On 13.12.2011, at 11:43, Martin DeMello wrote:

> On Tue, Dec 13, 2011 at 2:34 AM, Adrien Haxaire <[email protected]> wrote:
>> 
>>> Regarding, your question whether this is worth switching from vim to
>>> emacs. I've been using both editors for some years and I very much
>>> doubt, that "you wouldn't spend much time learning emacs". If you are
>>> comfortable with vim, stick with it, unless you are interested in
>>> Emacs or one of its really great modes: org and auctex/reftex.
>>> 
>>> Regarding, the vi emulations, I'd say they are nice should you ever
>>> be forced to use emacs for some time. But I don't recommend them, I've
>>> tried them all. They are not the real thing. Most of them are vi not
>>> vim emulators. And they always feel like second class citizens in
>>> emacs land. YMMW.
>> 
>> Thanks for your feedback. I've never tried vim so I couldn't tell precisely.
>> 
>> I thought the emulations were nice enough to save time learning emacs. If
>> they are second class citizens, I agree it would be wiser to stick with vim
>> then.
> 
> yeah, i was assuming the emulations were nice enough to support my vim
> habits too. if they aren't, not even a good haskell mode would make
> emacs comfortable enough to use given my years of ingrained vim.

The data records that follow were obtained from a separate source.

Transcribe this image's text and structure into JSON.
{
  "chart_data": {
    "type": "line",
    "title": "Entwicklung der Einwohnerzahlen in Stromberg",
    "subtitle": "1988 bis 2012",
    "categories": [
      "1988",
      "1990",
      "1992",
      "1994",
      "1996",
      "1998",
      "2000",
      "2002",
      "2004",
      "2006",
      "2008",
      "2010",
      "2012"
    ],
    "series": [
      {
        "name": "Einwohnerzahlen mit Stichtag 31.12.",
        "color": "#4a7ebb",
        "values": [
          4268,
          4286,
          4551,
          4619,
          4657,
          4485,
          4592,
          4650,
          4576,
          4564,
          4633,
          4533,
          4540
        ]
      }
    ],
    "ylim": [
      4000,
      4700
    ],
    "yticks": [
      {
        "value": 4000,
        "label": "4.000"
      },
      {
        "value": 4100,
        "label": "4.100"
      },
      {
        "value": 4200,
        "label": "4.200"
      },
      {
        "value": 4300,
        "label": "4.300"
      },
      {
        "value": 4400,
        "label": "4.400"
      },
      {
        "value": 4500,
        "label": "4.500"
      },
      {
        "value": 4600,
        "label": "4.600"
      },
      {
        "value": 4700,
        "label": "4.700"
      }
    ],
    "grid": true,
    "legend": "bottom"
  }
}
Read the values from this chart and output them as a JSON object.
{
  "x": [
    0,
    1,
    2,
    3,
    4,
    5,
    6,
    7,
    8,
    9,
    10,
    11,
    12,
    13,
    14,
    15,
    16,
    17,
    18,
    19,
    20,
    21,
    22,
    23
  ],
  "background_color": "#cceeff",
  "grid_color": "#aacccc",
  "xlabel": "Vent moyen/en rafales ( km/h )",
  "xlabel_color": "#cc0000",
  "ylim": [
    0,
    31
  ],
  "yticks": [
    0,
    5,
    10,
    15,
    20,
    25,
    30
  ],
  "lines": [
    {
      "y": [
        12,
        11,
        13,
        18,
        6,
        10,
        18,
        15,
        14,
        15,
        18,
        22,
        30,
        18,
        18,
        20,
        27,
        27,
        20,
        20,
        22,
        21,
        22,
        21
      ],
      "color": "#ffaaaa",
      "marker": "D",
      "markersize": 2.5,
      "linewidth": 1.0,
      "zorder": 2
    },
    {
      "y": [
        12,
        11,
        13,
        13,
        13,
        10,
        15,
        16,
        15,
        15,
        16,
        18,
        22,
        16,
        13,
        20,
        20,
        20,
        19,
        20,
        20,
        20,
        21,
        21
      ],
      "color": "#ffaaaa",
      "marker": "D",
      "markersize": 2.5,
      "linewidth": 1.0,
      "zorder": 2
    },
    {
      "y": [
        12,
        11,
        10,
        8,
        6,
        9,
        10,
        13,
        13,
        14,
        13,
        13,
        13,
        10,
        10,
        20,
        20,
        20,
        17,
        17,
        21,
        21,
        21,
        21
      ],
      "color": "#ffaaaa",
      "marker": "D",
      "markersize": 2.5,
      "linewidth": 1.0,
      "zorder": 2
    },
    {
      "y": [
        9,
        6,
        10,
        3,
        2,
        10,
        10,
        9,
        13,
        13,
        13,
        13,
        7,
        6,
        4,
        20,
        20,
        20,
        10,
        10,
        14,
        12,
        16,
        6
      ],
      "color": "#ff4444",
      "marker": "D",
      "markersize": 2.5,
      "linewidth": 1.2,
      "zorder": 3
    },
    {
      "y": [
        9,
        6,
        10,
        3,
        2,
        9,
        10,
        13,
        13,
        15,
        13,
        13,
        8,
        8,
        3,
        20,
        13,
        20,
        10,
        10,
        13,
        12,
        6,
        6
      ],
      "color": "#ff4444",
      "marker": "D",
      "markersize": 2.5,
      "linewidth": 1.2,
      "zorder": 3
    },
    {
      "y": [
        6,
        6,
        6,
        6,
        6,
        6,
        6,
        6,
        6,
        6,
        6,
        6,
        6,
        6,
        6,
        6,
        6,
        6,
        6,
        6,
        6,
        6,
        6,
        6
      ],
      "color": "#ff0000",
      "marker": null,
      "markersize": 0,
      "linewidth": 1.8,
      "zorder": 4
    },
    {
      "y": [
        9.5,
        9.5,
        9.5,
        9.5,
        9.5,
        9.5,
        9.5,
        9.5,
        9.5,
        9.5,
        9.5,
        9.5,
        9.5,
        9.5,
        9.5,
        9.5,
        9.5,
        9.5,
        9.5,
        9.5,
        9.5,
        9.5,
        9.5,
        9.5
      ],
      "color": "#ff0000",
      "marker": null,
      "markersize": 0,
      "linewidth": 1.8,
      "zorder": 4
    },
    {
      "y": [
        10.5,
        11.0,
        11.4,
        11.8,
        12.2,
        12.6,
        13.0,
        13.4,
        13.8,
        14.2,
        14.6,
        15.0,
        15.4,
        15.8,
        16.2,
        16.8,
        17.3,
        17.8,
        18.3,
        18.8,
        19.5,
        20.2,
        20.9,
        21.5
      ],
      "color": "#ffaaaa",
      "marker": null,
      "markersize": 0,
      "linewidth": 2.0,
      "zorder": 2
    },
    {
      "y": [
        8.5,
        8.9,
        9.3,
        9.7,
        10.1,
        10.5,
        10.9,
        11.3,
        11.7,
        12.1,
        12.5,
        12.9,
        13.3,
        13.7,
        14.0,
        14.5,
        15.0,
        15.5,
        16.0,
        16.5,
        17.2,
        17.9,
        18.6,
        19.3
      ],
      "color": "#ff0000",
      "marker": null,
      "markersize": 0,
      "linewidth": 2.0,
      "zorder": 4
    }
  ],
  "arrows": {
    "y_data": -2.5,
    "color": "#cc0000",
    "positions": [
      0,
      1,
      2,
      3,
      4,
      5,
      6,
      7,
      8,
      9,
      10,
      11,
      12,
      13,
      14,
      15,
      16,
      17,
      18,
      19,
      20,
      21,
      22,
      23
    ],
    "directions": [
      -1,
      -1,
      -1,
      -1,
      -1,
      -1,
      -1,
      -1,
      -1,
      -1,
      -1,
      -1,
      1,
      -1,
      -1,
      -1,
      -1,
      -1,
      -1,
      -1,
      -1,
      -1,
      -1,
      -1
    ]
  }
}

I am not saying they are bad, but when I returned to emacs after two years of 
using vim, I was disappointed by their functionality and especially by the 
integration between third-party emacs-modes and the vi emulations. Though, I 
believe there is some work on new vim emulators. I am not sure on their status. 
They are probably no non-brainer option, yet.

What I really liked about Claus Reinke's haskell-mode for vim was the ability 
to insert update statements with one command.